Grey’s Anatomy – 13×19 What’s Inside – Recensione by S.

Dopo la morte di Diane nello scorso episodio, era prevedibile che quello di questa settimana fosse dedicato all’elaborazione del lutto di Maggie e al suo ritorno alla vita quotidiana; e per quanto la dottoressa Pierce sia la più equilibrata delle sorelle, anche lei ha le sue difficoltà.

A differenza di quello che tutti pensavano, Maggie non ha alcun problema nell’eseguire una complicatissima operazione chirurgica durante il suo primo giorno di ritorno al lavoro; tutto va liscio come l’olio, ma non perchè Maggie compia qualche gesto estremo (come operare con un aborto in corso alla Meredith), semplicemente perchè fa il suo lavoro. Con Grey’s siamo abituati a storie assurde e incredibili (non per questo meno appassionanti), e in questo contesto di bombe, annegamenti ed incidenti aerei Maggie è la portabandiera della normalità, della vita delle gente qualunque.
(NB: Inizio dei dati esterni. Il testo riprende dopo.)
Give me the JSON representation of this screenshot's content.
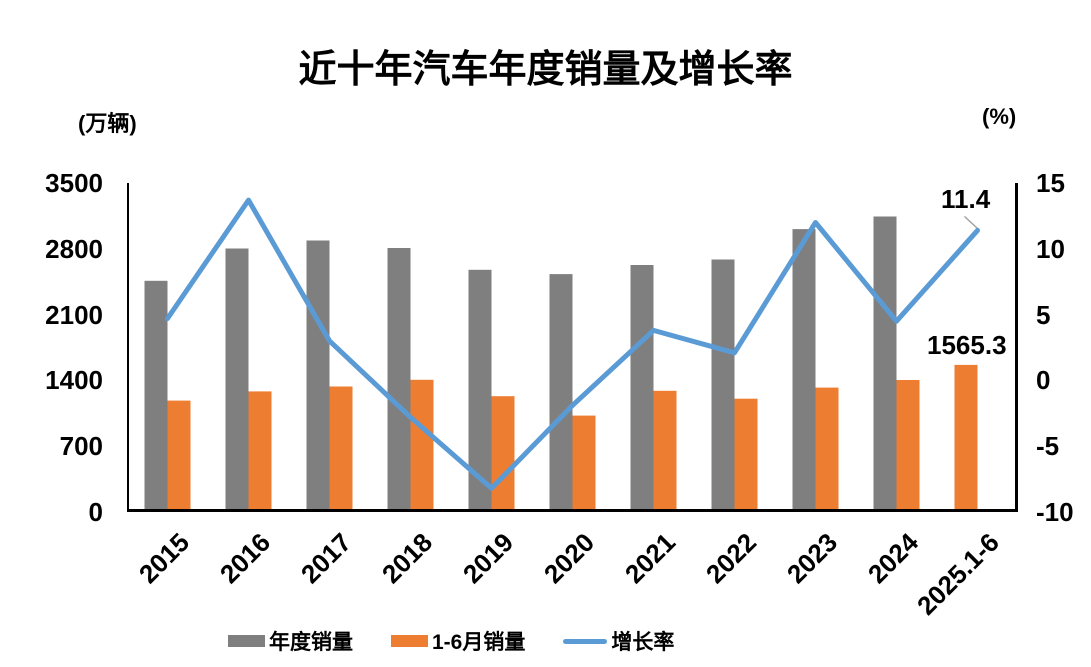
{
  "title": "近十年汽车年度销量及增长率",
  "left_axis_unit": "(万辆)",
  "right_axis_unit": "(%)",
  "annotations": {
    "growth_last": "11.4",
    "h1_last": "1565.3"
  },
  "colors": {
    "annual": "#7F7F7F",
    "h1": "#ED7D31",
    "growth": "#5B9BD5",
    "leader": "#A6A6A6",
    "axis": "#000000"
  },
  "legend": [
    {
      "key": "annual",
      "label": "年度销量",
      "swatch": "bar"
    },
    {
      "key": "h1",
      "label": "1-6月销量",
      "swatch": "bar"
    },
    {
      "key": "growth",
      "label": "增长率",
      "swatch": "line"
    }
  ],
  "chart_data": {
    "type": "bar+line",
    "title": "近十年汽车年度销量及增长率",
    "grid": false,
    "legend_position": "bottom",
    "categories": [
      "2015",
      "2016",
      "2017",
      "2018",
      "2019",
      "2020",
      "2021",
      "2022",
      "2023",
      "2024",
      "2025.1-6"
    ],
    "series": [
      {
        "key": "annual",
        "name": "年度销量",
        "type": "bar",
        "axis": "left",
        "values": [
          2459.8,
          2802.8,
          2887.9,
          2808.1,
          2576.9,
          2531.1,
          2627.5,
          2686.4,
          3009.4,
          3143.6,
          null
        ]
      },
      {
        "key": "h1",
        "name": "1-6月销量",
        "type": "bar",
        "axis": "left",
        "values": [
          1185.0,
          1283.0,
          1335.4,
          1406.6,
          1232.3,
          1025.7,
          1289.1,
          1205.7,
          1323.9,
          1404.7,
          1565.3
        ]
      },
      {
        "key": "growth",
        "name": "增长率",
        "type": "line",
        "axis": "right",
        "values": [
          4.7,
          13.7,
          3.0,
          -2.8,
          -8.2,
          -1.9,
          3.8,
          2.1,
          12.0,
          4.5,
          11.4
        ]
      }
    ],
    "left_axis": {
      "unit": "(万辆)",
      "range": [
        0,
        3500
      ],
      "ticks": [
        0,
        700,
        1400,
        2100,
        2800,
        3500
      ]
    },
    "right_axis": {
      "unit": "(%)",
      "range": [
        -10,
        15
      ],
      "ticks": [
        -10,
        -5,
        0,
        5,
        10,
        15
      ]
    },
    "data_labels": {
      "growth_last": "11.4",
      "h1_last": "1565.3"
    }
  }
}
Anche nell’affrontare il lutto Maggie ricopre perfettamente questo ruolo: in quell’ospedale c’è chi ha affrontato di peggio, ma quello che affronta lei è quello che affrontiamo tutti. Come molti di noi fanno, Maggie sceglie di buttarsi a capofitto nel lavoro per distrarsi dai propri problemi, per di più, in quanto medico, ha il dovere di svolgere perfettamente i suoi compiti, e lo fa senza battere ciglio. Quello che i suoi colleghi non si aspettano, però, è il suo vero stato d’animo: non succede nulla di esaltante, non impazzisce durante l’operazione, non cede alla lacrime con il bisturi in mano, ma comunque Maggie non sta bene; è disperata e sente la mancanza della madre, non sa come affrontare la vita senza di lei; l’unica cosa che sa fare è lavorare e, quando ha finito, piangere abbracciata alle sue sorelle. Dopo averci insegnato che anche nei racconti più strani e irrealistici si possono trovare insegnamenti validi per la vita quotidiana, Grey’s Anatomy affronta il fascino della vita comune: rinnovarsi così dopo 13 stagioni non è una cosa di poco conto!

Insieme a Maggie, protagonista della puntata è stata Meredith; all’inizio non riesce a capire la sorella: lei che davanti a un trauma diventa un po’ “dark and twisty” (per usare un eufemismo), in buona compagnia di Amelia che si gettava nelle droghe per superare il dolore, non arriva davvero a comprendere come possa stare Maggie, che si limita a portare dei fiori sulla tomba della madre senza aggiungere altro. Si convince che la sorella stia bene e si precipita ad organizzare il suo primo appuntamento con Riggs, ma non esita per un solo secondo a rimandarlo (per quanto sia evidente che ci tenga) appena si accorge che la sua famiglia ha bisogno di lei. La sua soluzione, ovviamente, non può essere che ballarci sopra: queste scene sono sempre un piacere per gli occhi, è come se con glia anni fossero diventate terapeutiche anche per noi che le guardiamo soltanto. Nel frattempo, il povero Riggs viene terrorizzato da Arizona e dai suoi commenti su Derek; questa conversazione dovrebbe anche servire per mettere a tacere una volta per tutte gli oppositori della coppia Mer-Nathan: nessuno vuole sostituire Derek, anzi, è ben chiaro che nessun altro potrà mai essere per Meredith il grande amore che è stato lui. Ma la vita continua, nessuno fa la suora di clausura e quindi tanto vale prendere ciò che di buono la vita ha da offrirci.

I siparietti della Bailey con Richard e Ben sono stati una simpatica cornice all’episodio, un punto fermo e dai toni smorzati; non sono mancate anche le novità: Maggie trova il coraggio di iniziare questo nuovo capitolo della sua vita grazie all’aiuto di Jackson, e si sa che quando ci si avvicina in momenti così delicati è molto facile che nasca qualcosa. Non credo che possa essere niente di serio, al massimo una breve avventura, ma per me va bene tutto: facciamo un dispetto ad April e allo stesso tempo liberiamo Riggs, cosa chiedere di più?

Voto all’episodio: ♥♥♥ – Dobbiamo aspettare ancora tanto per l’appuntamento di Meredith e Nathan?